Now what does all of this have to do with life, relationships, communication, and perception? In short, it has to do with our personal ability of leading ourselves under and in union with the Lordship of Christ Jesus, while being able to effectively engage with the world and the situations we find ourselves in, and in such a way so as to live, move, and have our being in the “new life of God” while also being a light, encouraging others, and building up the Body of Christ so that the Lamb of God may receive His due reward.
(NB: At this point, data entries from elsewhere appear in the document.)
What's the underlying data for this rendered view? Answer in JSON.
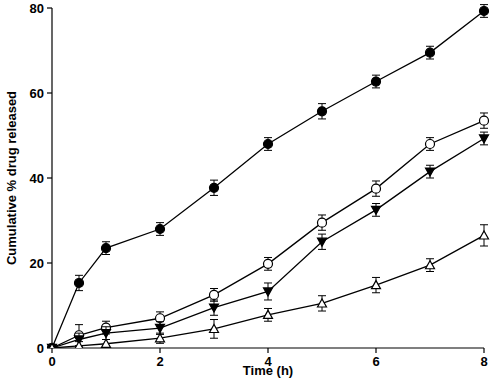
{
  "chart_data": {
    "type": "line",
    "x_label": "Time (h)",
    "y_label": "Cumulative % drug released",
    "x": [
      0,
      0.5,
      1,
      2,
      3,
      4,
      5,
      6,
      7,
      8
    ],
    "xlim": [
      0,
      8
    ],
    "xticks": [
      0,
      2,
      4,
      6,
      8
    ],
    "ylim": [
      0,
      80
    ],
    "yticks": [
      0,
      20,
      40,
      60,
      80
    ],
    "grid": false,
    "series": [
      {
        "color": "#000000",
        "marker": "circle",
        "line_style": "solid",
        "values": [
          0,
          15.3,
          23.5,
          28,
          37.7,
          48,
          55.7,
          62.7,
          69.5,
          79.3
        ],
        "errors": [
          0,
          1.8,
          1.5,
          1.5,
          1.8,
          1.5,
          1.8,
          1.5,
          1.5,
          1.5
        ]
      },
      {
        "color": "#000000",
        "marker": "open-circle",
        "line_style": "solid",
        "values": [
          0,
          3,
          4.8,
          7,
          12.5,
          19.8,
          29.5,
          37.5,
          48,
          53.5
        ],
        "errors": [
          0,
          2.5,
          1.5,
          1.5,
          1.5,
          1.5,
          1.8,
          1.8,
          1.5,
          1.8
        ]
      },
      {
        "color": "#000000",
        "marker": "triangle-down",
        "line_style": "solid",
        "values": [
          0,
          2,
          3.5,
          4.7,
          9.5,
          13.3,
          25,
          32.5,
          41.5,
          49.3
        ],
        "errors": [
          0,
          1.5,
          1.5,
          1.5,
          1.8,
          2,
          1.8,
          1.5,
          1.5,
          1.5
        ]
      },
      {
        "color": "#000000",
        "marker": "open-triangle",
        "line_style": "solid",
        "values": [
          0,
          0.5,
          1,
          2.3,
          4.5,
          7.8,
          10.5,
          14.8,
          19.5,
          26.5
        ],
        "errors": [
          0,
          1,
          1,
          1.2,
          2.2,
          1.5,
          1.8,
          1.8,
          1.5,
          2.5
        ]
      }
    ]
  }
}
Therefore, we go about leading ourselves and submitting our will to the will of God in the context of actively and consciously seeking to submit all of our energies and being unto the Lord of Glory, Jesus Christ. We cannot submit ourselves unto God unless we are actively seeking to consciously do so. This is where we consciously lead ourselves in union with the grace of God, to “present ourselves to God as being alive from the dead, and our members as instruments of righteousness to God” (Romans 6:13b). In short, this means living a life of holiness in thought, word, and deed and being obedient in the two great commandments, namely, to love Yahweh our God with all of our heart, mind, soul, and strength, and by loving our neighbor as ourselves (Mark 12:28-31). Thus, as we lead ourselves in union with Christ by actively denying ourselves, picking up our cross, and seeking “to guard our heart with all diligence” (Proverbs 4:23) we “by the Spirit put to death the deeds of the body” (Romans 8:13) “for it is God who works in you both to will and to do for His good pleasure” (Philippians 2:13). Examining ourselves and leading ourselves is not something we do apart from the grace of God, but it is our reasonable service to present ourselves as a living sacrifice, and to not be conformed to this world system (cf. Romans 12:1b-2a).
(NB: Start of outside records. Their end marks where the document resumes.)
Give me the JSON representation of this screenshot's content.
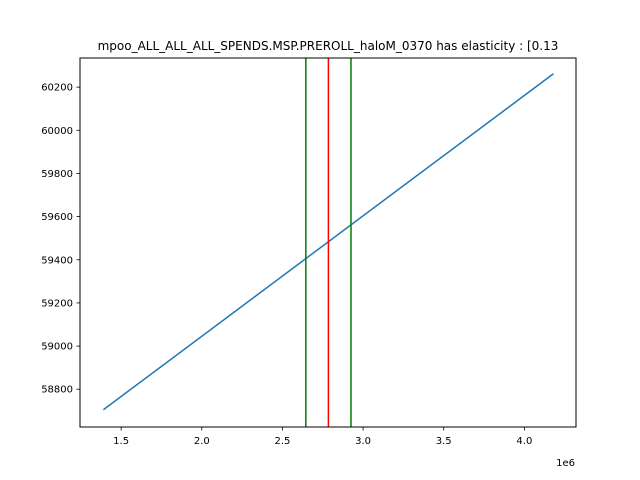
{
  "chart_data": {
    "type": "line",
    "title": "mpoo_ALL_ALL_ALL_SPENDS.MSP.PREROLL_haloM_0370 has elasticity : [0.13",
    "xlabel": "",
    "ylabel": "",
    "x_offset_label": "1e6",
    "xlim": [
      1.245,
      4.32
    ],
    "ylim": [
      58625,
      60335
    ],
    "x_ticks": [
      1.5,
      2.0,
      2.5,
      3.0,
      3.5,
      4.0
    ],
    "x_tick_labels": [
      "1.5",
      "2.0",
      "2.5",
      "3.0",
      "3.5",
      "4.0"
    ],
    "y_ticks": [
      58800,
      59000,
      59200,
      59400,
      59600,
      59800,
      60000,
      60200
    ],
    "y_tick_labels": [
      "58800",
      "59000",
      "59200",
      "59400",
      "59600",
      "59800",
      "60000",
      "60200"
    ],
    "grid": false,
    "series": [
      {
        "color": "#1f77b4",
        "x": [
          1.39,
          4.18
        ],
        "y": [
          58705,
          60262
        ]
      }
    ],
    "vlines": [
      {
        "x": 2.645,
        "color": "#008000"
      },
      {
        "x": 2.785,
        "color": "#ff0000"
      },
      {
        "x": 2.925,
        "color": "#008000"
      }
    ]
  }
}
You who read these words take heed to yourselves and, “gird up the loins of your mind, be sober, and rest your hope fully upon the grace that is to be brought to you at the revelation of Jesus Christ; as obedient children, not conforming yourselves to the former lusts, as in your ignorance; but as He who called you is holy, you also be holy in all your conduct, because it is written, “Be holy, for I am holy.” And if you call on the Father, who without partiality judges according to each one’s work, conduct yourselves throughout the time of your stay here in fear; knowing that you were not redeemed with corruptible things, like silver or gold, from your aimless conduct received by tradition from your fathers, but with the precious blood of Christ, as of a lamb without blemish and without spot. He indeed was foreordained before the foundation of the world, but was manifest in these last times for you who through Him believe in God, who raised Him from the dead and gave Him glory, so that your faith and hope are in God. Since you have purified your souls in obeying the truth through the Spirit in sincere love of the brethren, love one another fervently with a pure heart, having been born again, not of corruptible seed but incorruptible, through the word of God which lives and abides forever, because
“All flesh is as grass,
And all the glory of man as the flower of the grass.
The grass withers,
And its flower falls away,
But the word of the Lord endures forever.”
Now this is the word which by the gospel was preached to you” (1 Peter 1:13-25).
[1] The term vessel has been a matter of debate among scholars, the two implications is that one should know how to posses or master oneself (cf. 2 Timothy 2:20-21), the other interpretation is taking one’s spouse as the vessel (cf. 1 Peter 3:7).